日本画家-小川芋銭(うせん)明治の鬼才
小川芋銭(おがわうせん、1868-1938)
日本画家・俳人。(本名は小川茂吉)
本多錦吉郎(洋画家)に洋画を学び、その後、特異な日本画の世界を展開した、その日本画は独学だ。
初期は、新聞(明治期の朝野新聞、平民新聞他)に、風刺画や、挿絵等を描いたが、その後、茨城県牛久沼、近くに住み、水辺の風物や河童をテーマに、素朴で、飄逸(ひょういつ:型にはまらずのびのびとした)な、画法だ。院展での日本画や、新聞等の挿絵、風刺画の他、簡略化れた線で描かれた俳画も著名だ。
略歴
1868年(慶応4年:明治元年)、赤坂溜池(江戸)牛久藩邸内で牛久藩士(大目付)の子として生まれる。
時は、幕末から維新政府への激流の只中だ。(この辺りの解釈は、大佛次郎の「天皇の世紀」と伊丹十三監督、として、いずれ)
父親は、廃藩置県に際して、生活の根源としての農業を重視し、元・牛久藩の城中村(現・茨城県牛久市城中町)に移住した。
それ以降は、牛久沼の畔が芋銭の画業のモチーフとなる。そして、その絵画に度々登場する河童の著名だが、その河童には、比喩が込められている気がするのだが・・・
芋銭は、身体的(病弱であったと言われる)に農業には向かず、親戚の洋画家である本多錦吉郎に洋画を学び、独学で特異な日本画の世界を切り開いた。
1908年-(明治41年)、新聞等の挿絵の他にも、「ホトトギス」(俳句雑誌-明治の総合文芸誌)に挿絵・表紙絵を描いた。

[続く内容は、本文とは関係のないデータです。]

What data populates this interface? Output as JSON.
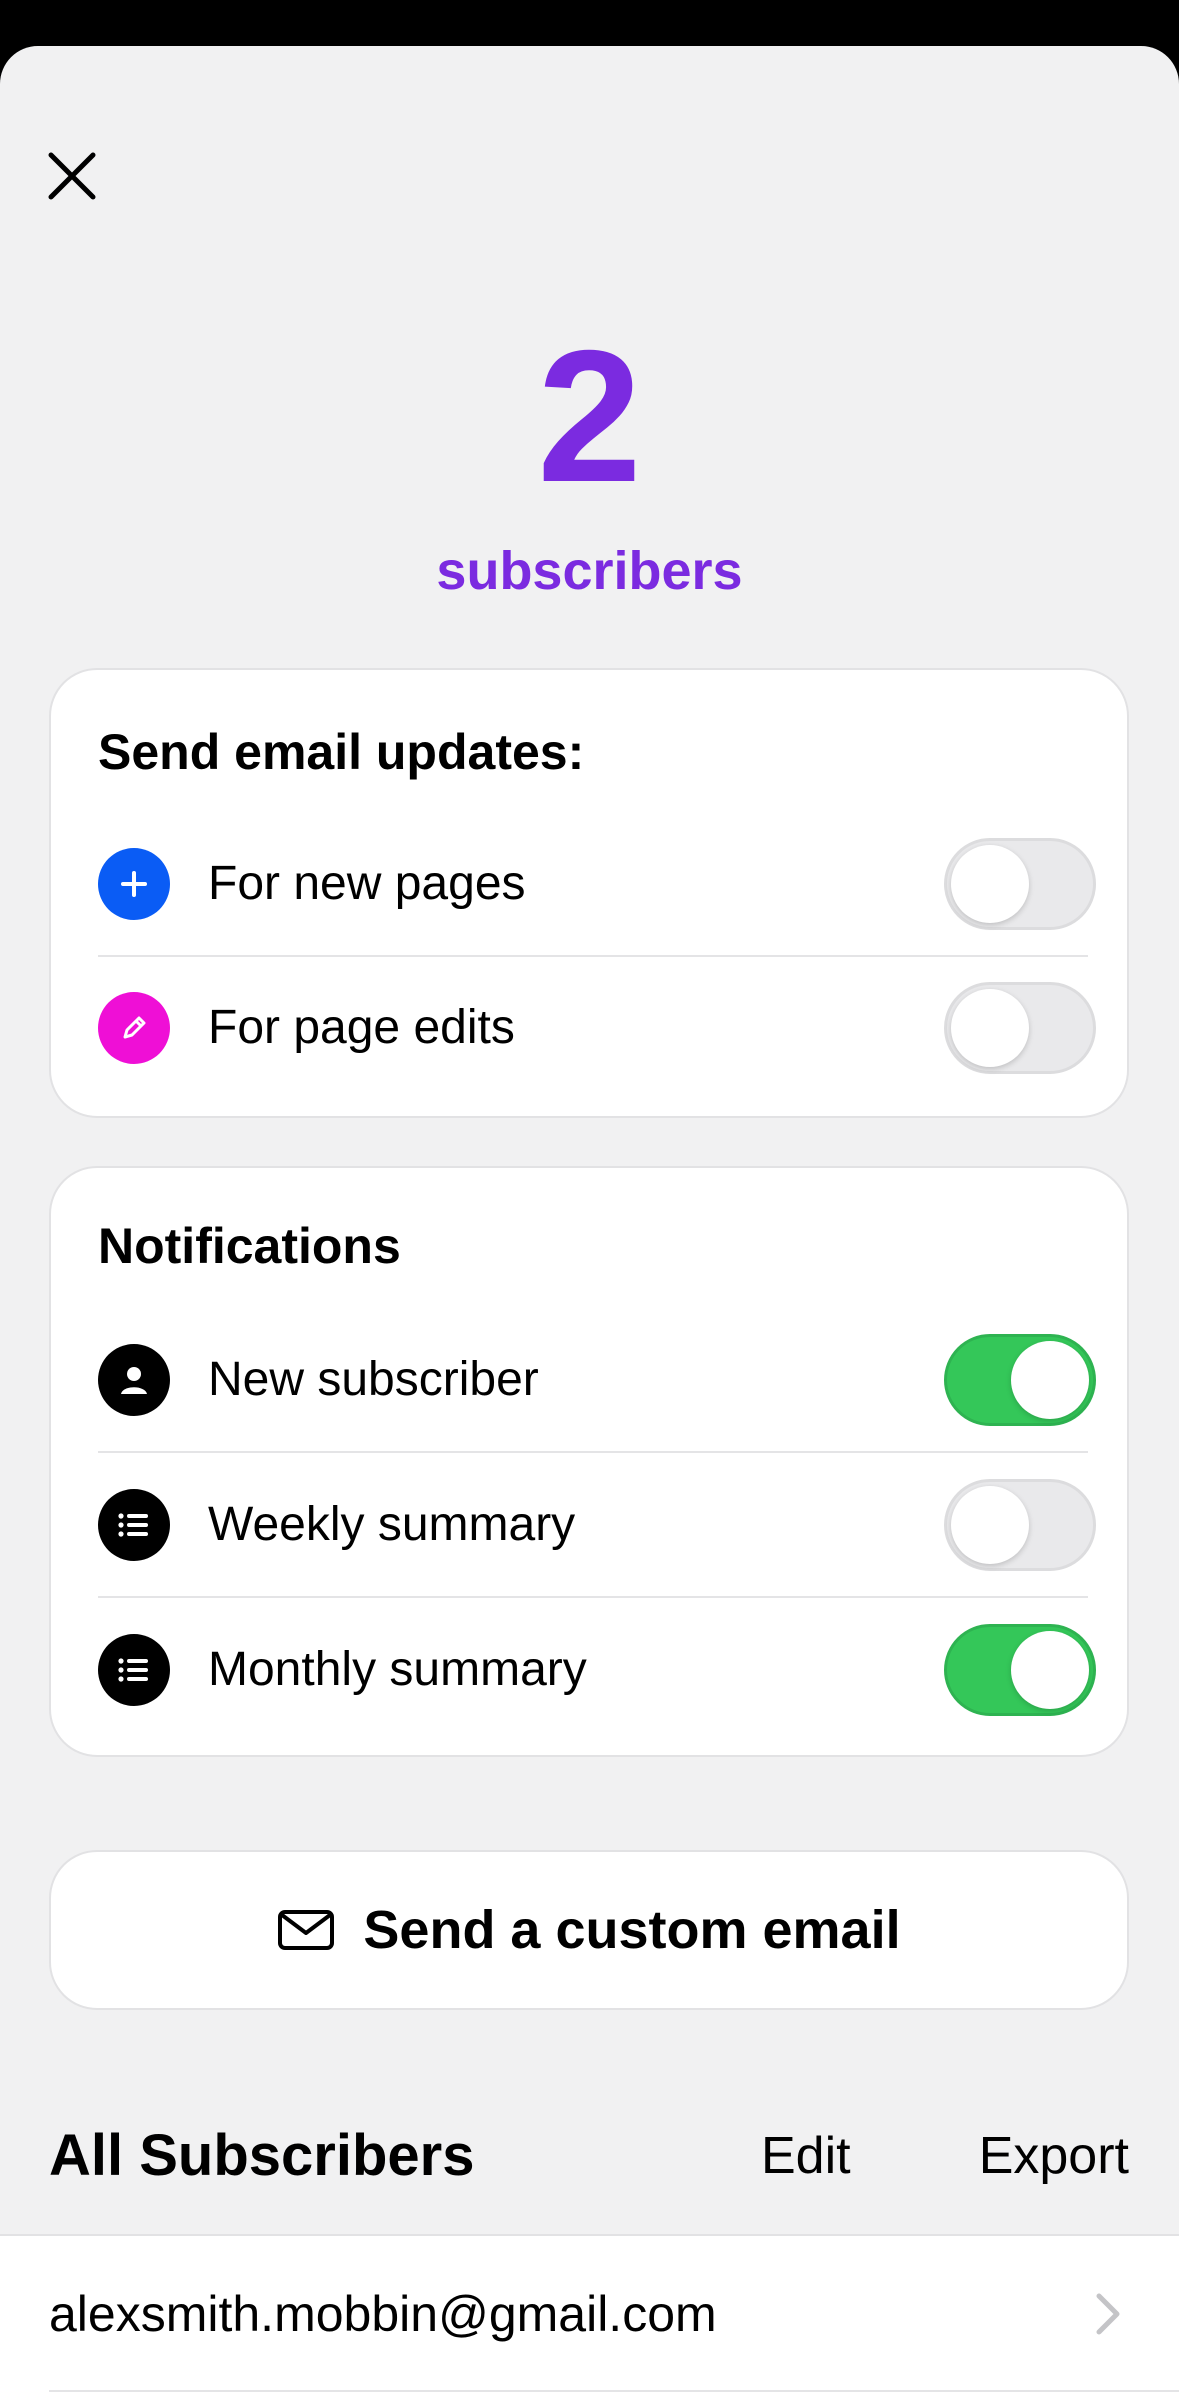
{
  "header": {
    "close_icon": "close-icon"
  },
  "summary": {
    "count": "2",
    "label": "subscribers",
    "accent_color": "#7b2be0"
  },
  "email_updates": {
    "title": "Send email updates:",
    "items": [
      {
        "label": "For new pages",
        "icon": "plus-icon",
        "icon_color": "#0a5cf5",
        "enabled": false
      },
      {
        "label": "For page edits",
        "icon": "pencil-icon",
        "icon_color": "#ef0fd6",
        "enabled": false
      }
    ]
  },
  "notifications": {
    "title": "Notifications",
    "items": [
      {
        "label": "New subscriber",
        "icon": "person-icon",
        "enabled": true
      },
      {
        "label": "Weekly summary",
        "icon": "list-icon",
        "enabled": false
      },
      {
        "label": "Monthly summary",
        "icon": "list-icon",
        "enabled": true
      }
    ]
  },
  "custom_email": {
    "label": "Send a custom email",
    "icon": "envelope-icon"
  },
  "subscribers": {
    "title": "All Subscribers",
    "edit_label": "Edit",
    "export_label": "Export",
    "rows": [
      {
        "email": "alexsmith.mobbin@gmail.com"
      }
    ]
  },
  "colors": {
    "toggle_on": "#34c759",
    "toggle_off": "#e9e9eb",
    "background": "#f1f1f2"
  }
}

1915年(大正4年)、「珊瑚会」(さんごかい:新しい日本画表現)を結成した。メンバーは、川端龍子(りゅうし)、平福百穂(ひゃくすい)、山村耕花、森田恒友他。この頃から、国内の各地へ旅に出た、福島、富山、長野、新潟など各地を巡り、芋銭の視点で、多くの作品を描いている。
1917年(大正6年)、展覧会に出品した水墨画が、横山大観の目に止まり、日本画壇に入るきっかけを得た。日本美術院同人。この時点が日本画家としての着地点だろう。

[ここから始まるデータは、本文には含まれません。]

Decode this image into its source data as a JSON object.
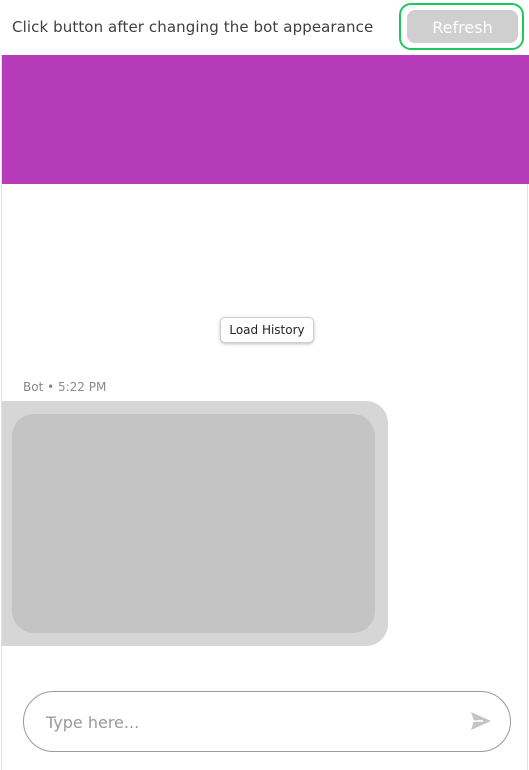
{
  "topbar": {
    "instruction": "Click button after changing the bot appearance",
    "refresh_label": "Refresh"
  },
  "chat": {
    "header_color": "#b63bb8",
    "load_history_label": "Load History",
    "message_meta": "Bot • 5:22 PM",
    "input_placeholder": "Type here...",
    "send_icon": "send-icon"
  },
  "colors": {
    "accent": "#22c55e",
    "button_bg": "#cfcfcf",
    "bubble_outer": "#d6d6d6",
    "bubble_inner": "#c4c4c4"
  }
}
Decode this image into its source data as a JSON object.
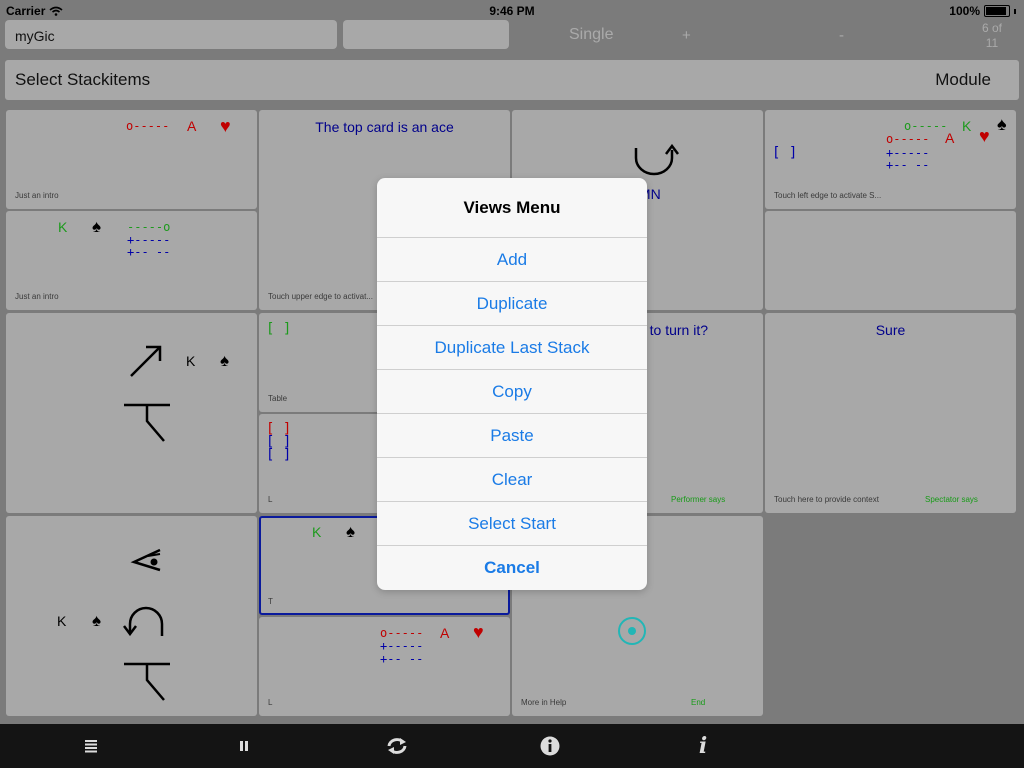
{
  "status": {
    "carrier": "Carrier",
    "time": "9:46 PM",
    "battery": "100%"
  },
  "top": {
    "name_value": "myGic",
    "mode": "Single",
    "plus": "+",
    "minus": "-",
    "page": "6 of\n11"
  },
  "header": {
    "title": "Select Stackitems",
    "module": "Module"
  },
  "cards": {
    "c1_cap": "Just an intro",
    "c1_o": "o-----",
    "c1_a": "A",
    "c1_heart": "♥",
    "c2_text": "The top card is an ace",
    "c2_cap": "Touch upper edge to activat...",
    "c3_text": "ALTMN",
    "c4_o1": "o-----",
    "c4_k": "K",
    "c4_spade": "♠",
    "c4_o2": "o-----",
    "c4_a": "A",
    "c4_heart": "♥",
    "c4_p1": "+-----",
    "c4_p2": "+-- --",
    "c4_br": "[ ]",
    "c4_cap": "Touch left edge to activate S...",
    "c5_k": "K",
    "c5_spade": "♠",
    "c5_l1": "-----o",
    "c5_l2": "+-----",
    "c5_l3": "+-- --",
    "c5_cap": "Just an intro",
    "c7_k": "K",
    "c7_spade": "♠",
    "c8_br": "[ ]",
    "c8_cap": "Table",
    "c9_text": "Would you like to turn it?",
    "c9_cap": "Performer says",
    "c10_text": "Sure",
    "c10_cap": "Touch here to provide context",
    "c10_cap2": "Spectator says",
    "c11_br1": "[ ]",
    "c11_br2": "[ ]",
    "c11_br3": "[ ]",
    "c11_cap": "L",
    "c12_k": "K",
    "c12_spade": "♠",
    "c13_k": "K",
    "c13_spade": "♠",
    "c13_cap": "T",
    "c14_o": "o-----",
    "c14_a": "A",
    "c14_heart": "♥",
    "c14_p1": "+-----",
    "c14_p2": "+-- --",
    "c14_cap": "L",
    "c15_cap": "More in Help",
    "c15_cap2": "End"
  },
  "menu": {
    "title": "Views Menu",
    "items": [
      "Add",
      "Duplicate",
      "Duplicate Last Stack",
      "Copy",
      "Paste",
      "Clear",
      "Select Start"
    ],
    "cancel": "Cancel"
  },
  "toolbar": {
    "icons": [
      "list-icon",
      "pause-icon",
      "refresh-icon",
      "info-circle-icon",
      "info-italic-icon"
    ]
  }
}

そして、この牛久沼の畔(河童の伝説もある地だ)では、多くの画業を残している。その作品は、今も地元の方々が、所蔵している物も多いようだ。
そして、「芋銭」とは、「描(え)が売れた銭で、芋が買えればいい」という心境が表れている。
1938年(昭和13年)、牛久の地で死去、71歳だった。
ここで芋銭をまとめる事は出来る筈もないのだが・・・
自然や農民を愛し、そこここの、ごく普通にいる貧しい人々に、寄り添うように心を置いているのだ。そして、社会に対しては、きびしい批評(社会風刺:漫画家ではない)を表象した。 俗中の仙人とも評された。
(参考:牛久市資料/茨城県近代美術館)
(c)小川芋銭/牛久市資料/茨城県近代美術館(今回は、挿絵等を掲載した)
Fig.雲魚亭-小川芋銭記念館:小川芋銭の晩年に建てられた、住まいを兼ねたアトリエだ。
代表作には、院展等の多くの作品群があるが、ただ、私的には、風刺画や、俳画等に、視点を合わせたい人物だ。
一茶「露の世のつゆの身ながらさりながら」、それは、晩年の俳画だ。
Fig.小川芋銭の俳画:「露の世のつゆの身ながらさりながら」一茶
(追記)住井すゑさんから、お話をだいぶ以前に伺った事があった。
そのお話の中で、「すべての人に平等なものは時間だと言う」、言葉が印象的だった。1935年以降、60年間、牛久の小川芋銭宅の近くにお住まいになられて、執筆と農作物自給生活の拠点とされていた。その代表作「橋のない川」はこの地(牛久)で執筆されている。